What’s more, when the creative process requires a little more human input, ChatGPT’s collaborative strengths come to the fore. The most impressive use of meta-prompting comes when you don’t get the results you need first time; the ability to use natural language instructions to clarify your intent - and ChatGPT’s determination to understand it - gives you far greater odds of a successful output than with its brittle and idiosyncratic rivals. That said, it’s an all-or-nothing approach. Midjourney, Firefly and the rest of the gang all allow for some degree of inpainting, allowing for minor alterations to largely successful images, but if you don’t like a ChatGPT image, there’s no saving it without resorting to other software. Any attempt to recreate the image itself in ChatGPT is doomed to failure, you can only reroll the prompt. 

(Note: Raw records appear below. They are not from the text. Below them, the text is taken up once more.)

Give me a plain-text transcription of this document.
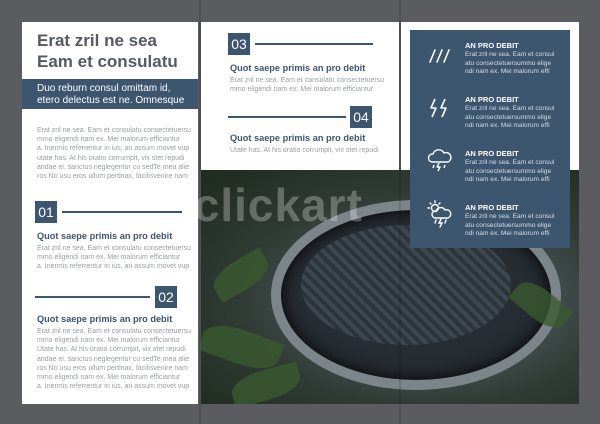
Erat zril ne sea
Eam et consulatu
Duo reburn consul omittam id,
etero delectus est ne. Omnesque
Erat zril ne sea. Eam et consulatu consectetuersu
mmo eligendi nam ex. Mei malorum efficiantur
a. Inermis referrentur in ius, an assum movet vup
utate has. At his oratio corrumpit, vix stet repudi
andae ei, sanctus neglegentur cu sedTe mea alie
ros No usu eros ullum pertinax, facilisvenire nam
01
Quot saepe primis an pro debit
Erat zril ne sea. Eam et consulatu consectetuersu
mmo eligendi nam ex. Mei malorum efficiantur
a. Inermis referrentur in ius, an assum movet vup
02
Quot saepe primis an pro debit
Erat zril ne sea. Eam et consulatu consectetuersu
mmo eligendi nam ex. Mei malorum efficiantur
Utate has. At his oratio corrumpit, vix stet repudi
andae ei, sanctus neglegentur cu sedTe mea alie
ros No usu eros ullum pertinax, facilisvenire nam
mmo eligendi nam ex. Mei malorum efficiantur
a. Inermis referrentur in ius, an assum movet vup
03
Quot saepe primis an pro debit
Erat zril ne sea. Eam et consulatu consectetuersu
mmo eligendi nam ex. Mei malorum efficiantur
04
Quot saepe primis an pro debit
Utate has. At his oratio corrumpit, vix stet repudi
AN PRO DEBIT
Erat zril ne sea. Eam et consul
atu consectetuersummo elige
ndi nam ex. Mei malorum effi
AN PRO DEBIT
Erat zril ne sea. Eam et consul
atu consectetuersummo elige
ndi nam ex. Mei malorum effi
AN PRO DEBIT
Erat zril ne sea. Eam et consul
atu consectetuersummo elige
ndi nam ex. Mei malorum effi
AN PRO DEBIT
Erat zril ne sea. Eam et consul
atu consectetuersummo elige
ndi nam ex. Mei malorum effi
iclickart
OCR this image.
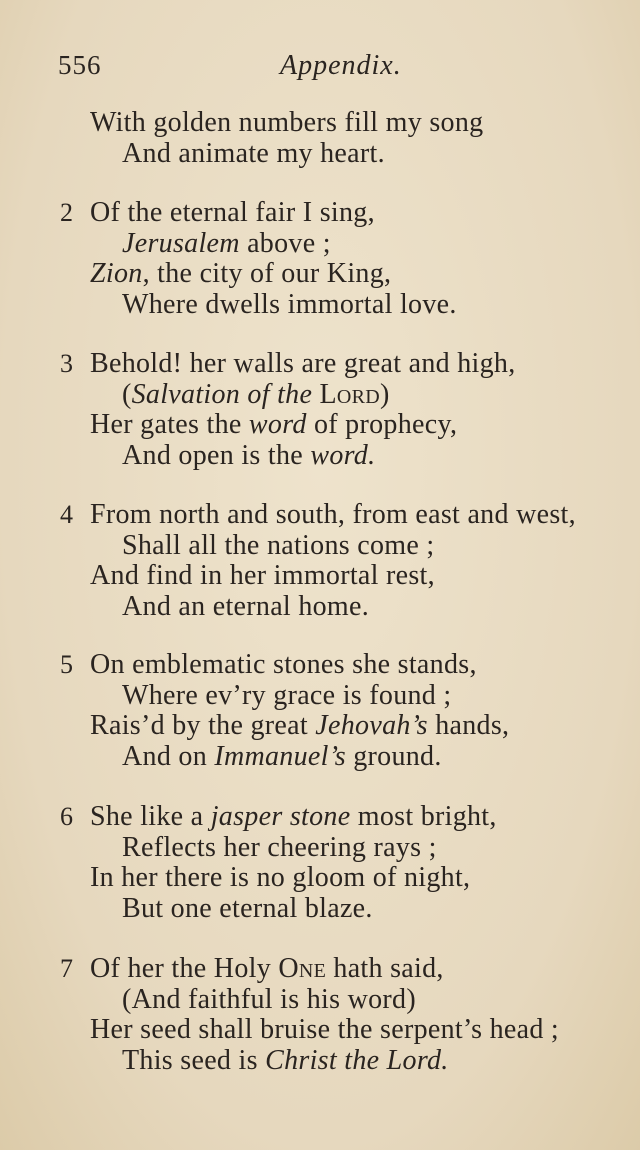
556	Appendix.
With golden numbers fill my song
And animate my heart.
2 Of the eternal fair I sing,
Jerusalem above ;
Zion, the city of our King,
Where dwells immortal love.
3 Behold! her walls are great and high,
(Salvation of the Lord)
Her gates the word of prophecy,
And open is the word.
4 From north and south, from east and west,
Shall all the nations come ;
And find in her immortal rest,
And an eternal home.
5 On emblematic stones she stands,
Where ev’ry grace is found ;
Rais’d by the great Jehovah’s hands,
And on Immanuel’s ground.
6 She like a jasper stone most bright,
Reflects her cheering rays ;
In her there is no gloom of night,
But one eternal blaze.
7 Of her the Holy One hath said,
(And faithful is his word)
Her seed shall bruise the serpent’s head ;
This seed is Christ the Lord.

As always, we feature an animal in a pointillist style; this time, a cat.

KEEPING IT GENERAL

One other novel feature of the meta-prompting approach is that it allows OpenAI to protect  copyright in an unusual but highly effective - and certainly controversial - way. ChatGPT acts as a filter between the user’s request and the DALL-E 3 model, and its eagerness to translate the user’s intent means it will accept prompts that DALL-E 3 would reject if received directly. The most glaring example is the work of living artists; OpenAI’s website clearly states that “DALL·E 3 is designed to decline requests that ask for an image in the style of a living artist” but ChatGPT is not. We tested the system with several distinctive contemporary artists, and ChatGPT converted our barefaced requests for copyright infringement without hesitation. For example, we prompted for “an image of a cat in the style of Yayoi Kusama”, which led to the prompt “Oil painting of a cat lounging in a room filled with infinite mirrored reflections. The entire scene is dotted with vibrant, colorful polka dots, reminiscent of avant-garde art from the 1960s. The repetitive patterns create a sense of endlessness and immersion.” ChatGPT refers to the generated outputs as “images inspired by Yayoi Kusama’s polka dot style”, which is both legally careful language and painfully reductive. 

Artistic copyright is a thorny issue which is well beyond the scope of this article, but we would like to offer one tip for those seeking to add stylistic variation to their images in a slightly more ethical way. WIkipedia has a list of several hundred art movements, and referencing these will have exactly the same effect as referencing the artists that comprised them.